DE LA SOUL – Buhloone Mindstate

DE LA SOUL – Buhloone Mindstate

Sorti le 21 septembre 1993,
chez Tommy Boy Records.

Aussi drôles, créatifs et pertinents soient-ils restés plus tard, rien dans la discographie de De La Soul ne dépasse leur première triplette d’albums. Jusqu’à nos jours, où il n’est plus qu’un duo, le groupe gardera quelques beaux restes, mais plus rien ne sera supérieur aux trois sorties produites par Prince Paul. Sur la dernière, Bulhoone Mindstate, se perçoivent déjà la rancœur et le sérieux qui plomberont quelque peu le prochain, Stakes Is High, et il se colore des tendances de l’époque. La folie sampladélique du beatmaker n’en continue pas moins à sublimer l’imagination du trio.

1993 est, dans cette portion new-yorkaise du hip-hop, l’apothéose de la vague jazz rap, et le trio de Long Island n’y est pas insensible. Le morceau le plus long, « Patti Dooke », en est la meilleure illustration, puisqu’il rassemble trois vétérans du jazz (Maceo Parker, Fred Wesley, Pee Wee Ellis), ainsi que Guru, le grand officiant de ces noces entre rap et hip-hop. Le premier des jazzmen cités se voit même offrir un (très bel) instrumental solo, « I Be Blowin' ». Mais bien entendu, c’est du De La Soul, et c’est du Prince Paul : les influences et les expérimentations vont nettement plus loin.
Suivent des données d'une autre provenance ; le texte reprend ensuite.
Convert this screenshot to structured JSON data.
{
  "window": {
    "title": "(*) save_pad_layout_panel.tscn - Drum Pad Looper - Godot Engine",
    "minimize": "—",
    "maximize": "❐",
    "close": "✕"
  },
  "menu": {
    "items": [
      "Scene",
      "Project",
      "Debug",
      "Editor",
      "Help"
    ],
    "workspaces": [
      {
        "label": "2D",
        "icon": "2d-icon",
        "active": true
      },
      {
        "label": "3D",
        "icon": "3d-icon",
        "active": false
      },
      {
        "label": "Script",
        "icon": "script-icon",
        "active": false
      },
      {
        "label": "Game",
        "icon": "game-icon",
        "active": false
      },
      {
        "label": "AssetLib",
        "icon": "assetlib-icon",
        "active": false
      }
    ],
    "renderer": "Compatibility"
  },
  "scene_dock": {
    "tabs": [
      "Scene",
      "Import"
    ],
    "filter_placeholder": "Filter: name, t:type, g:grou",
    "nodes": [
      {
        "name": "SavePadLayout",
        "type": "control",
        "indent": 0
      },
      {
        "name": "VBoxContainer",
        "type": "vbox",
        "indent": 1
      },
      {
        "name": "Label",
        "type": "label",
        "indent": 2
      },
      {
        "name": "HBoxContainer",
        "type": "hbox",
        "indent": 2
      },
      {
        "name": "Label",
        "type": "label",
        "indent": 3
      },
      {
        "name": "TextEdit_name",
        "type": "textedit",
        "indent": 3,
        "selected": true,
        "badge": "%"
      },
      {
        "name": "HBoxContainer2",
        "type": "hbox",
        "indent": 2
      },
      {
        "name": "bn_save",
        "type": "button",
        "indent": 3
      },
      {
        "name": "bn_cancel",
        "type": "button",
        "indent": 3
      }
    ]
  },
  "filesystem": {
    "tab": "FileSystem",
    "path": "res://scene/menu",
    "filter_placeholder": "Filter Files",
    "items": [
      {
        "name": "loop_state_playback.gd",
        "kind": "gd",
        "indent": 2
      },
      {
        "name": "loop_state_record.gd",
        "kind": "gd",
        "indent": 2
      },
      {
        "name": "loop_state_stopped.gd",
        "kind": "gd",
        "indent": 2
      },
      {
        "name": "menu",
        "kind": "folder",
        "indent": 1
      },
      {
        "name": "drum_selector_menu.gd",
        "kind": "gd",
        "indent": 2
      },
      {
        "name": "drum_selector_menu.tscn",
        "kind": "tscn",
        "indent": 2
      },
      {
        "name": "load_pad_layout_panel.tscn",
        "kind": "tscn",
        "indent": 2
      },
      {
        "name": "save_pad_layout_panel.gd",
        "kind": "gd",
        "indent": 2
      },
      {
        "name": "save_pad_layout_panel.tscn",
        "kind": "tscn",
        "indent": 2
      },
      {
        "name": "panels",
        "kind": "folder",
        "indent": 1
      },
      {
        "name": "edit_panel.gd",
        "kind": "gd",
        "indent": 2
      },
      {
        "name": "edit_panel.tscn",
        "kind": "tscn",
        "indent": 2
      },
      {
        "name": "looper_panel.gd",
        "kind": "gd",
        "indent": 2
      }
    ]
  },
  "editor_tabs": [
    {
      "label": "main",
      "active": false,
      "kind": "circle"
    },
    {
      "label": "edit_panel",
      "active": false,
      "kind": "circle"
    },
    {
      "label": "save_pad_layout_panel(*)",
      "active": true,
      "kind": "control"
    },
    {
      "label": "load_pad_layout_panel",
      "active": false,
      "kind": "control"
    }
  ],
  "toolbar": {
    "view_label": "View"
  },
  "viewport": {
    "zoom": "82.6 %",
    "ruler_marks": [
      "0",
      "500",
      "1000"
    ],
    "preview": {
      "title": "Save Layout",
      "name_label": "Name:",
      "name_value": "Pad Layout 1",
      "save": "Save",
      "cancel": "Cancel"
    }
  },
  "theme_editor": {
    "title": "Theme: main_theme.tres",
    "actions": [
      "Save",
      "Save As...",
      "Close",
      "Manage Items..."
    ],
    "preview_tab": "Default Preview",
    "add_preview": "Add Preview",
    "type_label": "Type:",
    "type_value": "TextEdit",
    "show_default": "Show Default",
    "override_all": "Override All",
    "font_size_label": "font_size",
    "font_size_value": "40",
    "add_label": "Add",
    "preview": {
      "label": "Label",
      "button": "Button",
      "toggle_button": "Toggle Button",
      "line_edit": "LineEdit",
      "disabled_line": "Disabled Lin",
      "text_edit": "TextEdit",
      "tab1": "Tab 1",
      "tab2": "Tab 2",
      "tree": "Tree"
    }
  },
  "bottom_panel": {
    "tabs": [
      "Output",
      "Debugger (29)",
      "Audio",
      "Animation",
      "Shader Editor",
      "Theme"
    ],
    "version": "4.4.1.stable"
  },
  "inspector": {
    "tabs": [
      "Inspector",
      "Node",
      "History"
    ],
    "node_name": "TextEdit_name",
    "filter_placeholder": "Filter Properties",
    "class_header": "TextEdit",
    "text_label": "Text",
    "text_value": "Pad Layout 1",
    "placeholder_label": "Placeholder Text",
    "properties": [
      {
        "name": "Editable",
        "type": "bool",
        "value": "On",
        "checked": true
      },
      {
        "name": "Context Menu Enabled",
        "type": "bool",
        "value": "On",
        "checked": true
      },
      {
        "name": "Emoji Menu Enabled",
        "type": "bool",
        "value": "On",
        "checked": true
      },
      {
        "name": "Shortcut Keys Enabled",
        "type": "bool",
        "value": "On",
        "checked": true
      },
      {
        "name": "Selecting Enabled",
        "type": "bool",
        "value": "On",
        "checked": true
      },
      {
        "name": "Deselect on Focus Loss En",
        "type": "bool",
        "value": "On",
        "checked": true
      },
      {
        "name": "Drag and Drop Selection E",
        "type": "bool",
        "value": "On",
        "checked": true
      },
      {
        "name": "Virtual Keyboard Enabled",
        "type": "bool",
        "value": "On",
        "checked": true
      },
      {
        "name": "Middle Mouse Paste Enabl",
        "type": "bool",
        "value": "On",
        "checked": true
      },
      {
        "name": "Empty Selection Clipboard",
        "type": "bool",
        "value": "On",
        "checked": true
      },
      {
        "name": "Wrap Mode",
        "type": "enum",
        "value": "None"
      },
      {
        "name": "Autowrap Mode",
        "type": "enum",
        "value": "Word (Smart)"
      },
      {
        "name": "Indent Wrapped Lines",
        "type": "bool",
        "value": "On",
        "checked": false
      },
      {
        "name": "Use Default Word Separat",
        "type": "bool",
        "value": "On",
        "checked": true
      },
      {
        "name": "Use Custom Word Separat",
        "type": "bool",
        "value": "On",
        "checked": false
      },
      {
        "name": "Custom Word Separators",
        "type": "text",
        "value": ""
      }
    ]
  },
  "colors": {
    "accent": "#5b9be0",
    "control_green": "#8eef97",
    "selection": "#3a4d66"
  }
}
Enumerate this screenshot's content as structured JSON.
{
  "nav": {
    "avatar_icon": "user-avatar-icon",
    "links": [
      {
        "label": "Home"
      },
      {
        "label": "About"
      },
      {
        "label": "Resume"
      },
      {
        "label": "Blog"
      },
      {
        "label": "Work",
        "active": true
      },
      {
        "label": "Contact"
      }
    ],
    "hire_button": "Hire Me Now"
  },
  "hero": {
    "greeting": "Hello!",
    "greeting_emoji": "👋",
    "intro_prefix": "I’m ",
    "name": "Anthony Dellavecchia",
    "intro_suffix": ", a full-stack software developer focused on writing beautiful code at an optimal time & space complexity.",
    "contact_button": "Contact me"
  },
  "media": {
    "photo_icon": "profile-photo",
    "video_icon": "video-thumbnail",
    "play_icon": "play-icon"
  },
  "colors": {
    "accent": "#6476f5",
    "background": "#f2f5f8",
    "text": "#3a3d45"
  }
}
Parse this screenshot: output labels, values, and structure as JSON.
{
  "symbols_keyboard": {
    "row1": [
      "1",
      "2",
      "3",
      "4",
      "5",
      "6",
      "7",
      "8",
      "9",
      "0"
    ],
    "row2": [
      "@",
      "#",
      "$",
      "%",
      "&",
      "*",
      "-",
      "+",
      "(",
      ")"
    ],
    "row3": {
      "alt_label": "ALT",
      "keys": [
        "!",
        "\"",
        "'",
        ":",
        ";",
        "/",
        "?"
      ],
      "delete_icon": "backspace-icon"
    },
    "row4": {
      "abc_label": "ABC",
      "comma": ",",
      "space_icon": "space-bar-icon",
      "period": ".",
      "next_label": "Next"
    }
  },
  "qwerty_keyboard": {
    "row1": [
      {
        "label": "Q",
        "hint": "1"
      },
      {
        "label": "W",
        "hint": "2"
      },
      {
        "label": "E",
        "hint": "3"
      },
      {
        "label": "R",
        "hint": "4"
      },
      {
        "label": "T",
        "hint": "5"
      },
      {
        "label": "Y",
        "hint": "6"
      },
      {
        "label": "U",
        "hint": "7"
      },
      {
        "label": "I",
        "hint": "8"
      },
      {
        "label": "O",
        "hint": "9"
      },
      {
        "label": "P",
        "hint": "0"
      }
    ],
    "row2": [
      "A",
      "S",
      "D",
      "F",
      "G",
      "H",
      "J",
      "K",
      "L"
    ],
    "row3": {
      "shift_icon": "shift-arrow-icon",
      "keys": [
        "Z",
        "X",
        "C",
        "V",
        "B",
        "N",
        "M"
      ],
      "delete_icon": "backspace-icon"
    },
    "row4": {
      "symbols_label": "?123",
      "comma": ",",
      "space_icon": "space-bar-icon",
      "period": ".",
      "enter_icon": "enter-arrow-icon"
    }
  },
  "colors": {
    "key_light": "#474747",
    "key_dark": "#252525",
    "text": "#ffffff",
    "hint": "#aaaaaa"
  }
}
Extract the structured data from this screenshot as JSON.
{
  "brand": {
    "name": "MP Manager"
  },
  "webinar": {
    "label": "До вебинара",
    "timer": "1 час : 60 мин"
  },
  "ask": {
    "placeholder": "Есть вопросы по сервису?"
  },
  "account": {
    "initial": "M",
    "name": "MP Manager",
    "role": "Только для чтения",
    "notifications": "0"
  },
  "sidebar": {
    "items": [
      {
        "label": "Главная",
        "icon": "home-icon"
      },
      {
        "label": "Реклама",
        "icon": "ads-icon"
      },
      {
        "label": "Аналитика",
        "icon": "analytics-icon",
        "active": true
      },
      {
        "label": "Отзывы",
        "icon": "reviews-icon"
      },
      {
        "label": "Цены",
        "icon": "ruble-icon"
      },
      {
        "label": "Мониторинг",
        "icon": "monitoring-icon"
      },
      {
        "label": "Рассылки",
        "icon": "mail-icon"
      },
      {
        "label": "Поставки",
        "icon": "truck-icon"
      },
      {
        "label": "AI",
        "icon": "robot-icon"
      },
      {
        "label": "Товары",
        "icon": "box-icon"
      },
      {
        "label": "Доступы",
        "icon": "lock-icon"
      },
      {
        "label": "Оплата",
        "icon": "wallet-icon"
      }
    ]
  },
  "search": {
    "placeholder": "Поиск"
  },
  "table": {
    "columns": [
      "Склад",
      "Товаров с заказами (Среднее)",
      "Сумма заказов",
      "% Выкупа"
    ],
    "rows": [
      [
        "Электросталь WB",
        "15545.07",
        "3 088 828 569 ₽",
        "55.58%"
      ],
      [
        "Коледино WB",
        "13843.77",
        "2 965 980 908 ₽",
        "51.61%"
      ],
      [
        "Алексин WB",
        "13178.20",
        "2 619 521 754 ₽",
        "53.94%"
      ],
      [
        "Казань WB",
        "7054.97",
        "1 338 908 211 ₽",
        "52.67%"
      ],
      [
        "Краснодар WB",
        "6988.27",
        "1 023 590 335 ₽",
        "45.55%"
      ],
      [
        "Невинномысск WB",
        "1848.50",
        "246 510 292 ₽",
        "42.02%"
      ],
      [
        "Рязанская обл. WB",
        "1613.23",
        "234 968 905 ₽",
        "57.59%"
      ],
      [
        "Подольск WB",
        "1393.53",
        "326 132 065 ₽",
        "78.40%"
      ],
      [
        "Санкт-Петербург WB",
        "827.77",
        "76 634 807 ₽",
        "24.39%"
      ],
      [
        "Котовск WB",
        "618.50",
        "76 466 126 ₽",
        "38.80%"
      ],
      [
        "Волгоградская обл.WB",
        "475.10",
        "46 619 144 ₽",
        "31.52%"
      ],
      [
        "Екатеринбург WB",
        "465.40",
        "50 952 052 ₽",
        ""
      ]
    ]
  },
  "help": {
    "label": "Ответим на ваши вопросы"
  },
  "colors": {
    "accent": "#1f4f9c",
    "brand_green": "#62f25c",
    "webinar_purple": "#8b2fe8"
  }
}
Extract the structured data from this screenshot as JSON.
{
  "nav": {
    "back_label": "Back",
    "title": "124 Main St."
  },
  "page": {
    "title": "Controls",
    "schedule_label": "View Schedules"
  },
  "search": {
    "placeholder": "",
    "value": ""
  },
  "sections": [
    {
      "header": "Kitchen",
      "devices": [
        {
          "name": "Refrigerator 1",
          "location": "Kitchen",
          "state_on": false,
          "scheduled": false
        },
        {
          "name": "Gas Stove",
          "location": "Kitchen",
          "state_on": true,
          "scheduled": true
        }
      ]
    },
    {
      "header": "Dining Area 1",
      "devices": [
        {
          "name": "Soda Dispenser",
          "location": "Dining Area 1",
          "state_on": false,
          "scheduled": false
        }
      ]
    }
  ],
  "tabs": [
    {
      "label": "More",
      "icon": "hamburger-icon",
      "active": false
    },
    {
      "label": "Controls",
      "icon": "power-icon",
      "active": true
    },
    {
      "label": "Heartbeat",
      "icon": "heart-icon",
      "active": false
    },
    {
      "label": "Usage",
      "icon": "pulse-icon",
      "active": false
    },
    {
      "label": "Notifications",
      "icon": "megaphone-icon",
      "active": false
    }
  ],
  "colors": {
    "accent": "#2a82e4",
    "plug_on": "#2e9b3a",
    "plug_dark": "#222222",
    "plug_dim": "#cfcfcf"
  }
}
Il est bien dans l’esprit du trio (devenu presque quatuor, avec le renfort de la rappeuse Shortie No Mass) d’inviter les Japonais Scha Dara Parr et Takagi Kan, sur « Long Island Wildin' ». Il leur est naturel d’enregistrer un album aux allures de coffre au trésor, où chaque parole et chaque note en plus est une nouvelle idée. Il leur est habituel d’être rigolos comme sur « 3 Days Later », à propos d’une rencontre qui s’achève par un MST. Il est attendu qu’ils jouent de répétitions absurdes sur l’interlude « Dave Has A Problem… Seriously ». Il est normal pour eux de terminer un morceau, « Eye Patch », par des rires d’enfants et des bêlements de chèvres, ou d’en commencer un autre, « Ego Trippin’ (Part Two) », par des hurlements, sans que cela ne soit rien d’autre que naturel.

Il est aussi très De La Soul de n’être jamais frontal mais de rester malin, d’aborder les grands sujets l’air de rien, au détour de leurs paroles ludiques. Les exemples les plus flagrants sont « Patti Dooke », encore une fois, où le trio clame son attachement à ses racines noires et son refus de se compromettre, et sur le même son que « I Be Blowin' », la réflexion sur l’identité de « I Am I Be ».

A sa sortie, Bulhoone Mindstate n’est pas pleinement apprécié à sa juste valeur. Le succès public, cette fois, n’est pas tout à fait au rendez-vous. A cette époque de fou où le rap évolue à toute allure, la formule De La Soul est déjà anachronique. Une nostalgie perce, d’ailleurs, pour la période révolue qui les a formés. L’hommage désuet au beatboxing « Stone Age », avec Biz Markie, en témoigne, de même que « Ego Trippin’ (Part Two) », où les trois protagonistes s’amusent à recycler les vers de nombreux rappeurs qui les ont plus ou moins précédés (Melle Mel, Run-D.M.C., Beastie Boys, Slick Rick, KRS One, Big Daddy Kane, Salt-N-Pepa, Kool Keith et d’autres), pendant que dans la vidéo ils se moquent de 2Pac, icône à venir de la nouvelle génération.

Pointent aussi, prémices du mouvement underground à venir, une amertume envers l’industrie de la musique, et une aversion à l’endroit du très racoleur R&B. Cette défiance, on la retrouve au détour de quelques mots et dans le thème du ballon (« bulhoone »), expliqué par le vers ci-après :

It might blow up but it won’t go pop.

Ça pourrait exploser, mais ça ne fera pas pop.

De La Soul ne tournera pas pop. Et Bulhoone Mindstate n’explosera pas. Mais depuis, sa cote n’a cessé de se renforcer, porté qu’il est par de grands moments comme ce superbe « Breakadawn » à propos de leur parcours. Non seulement l’album est-il à la hauteur des deux précédents, mais il est aussi plus court, plus accessible, moins chargé en skits certes marrants, mais superflus. Il clôt formidablement cette association fertile entre le truculent producteur et ces trois trublions du rap.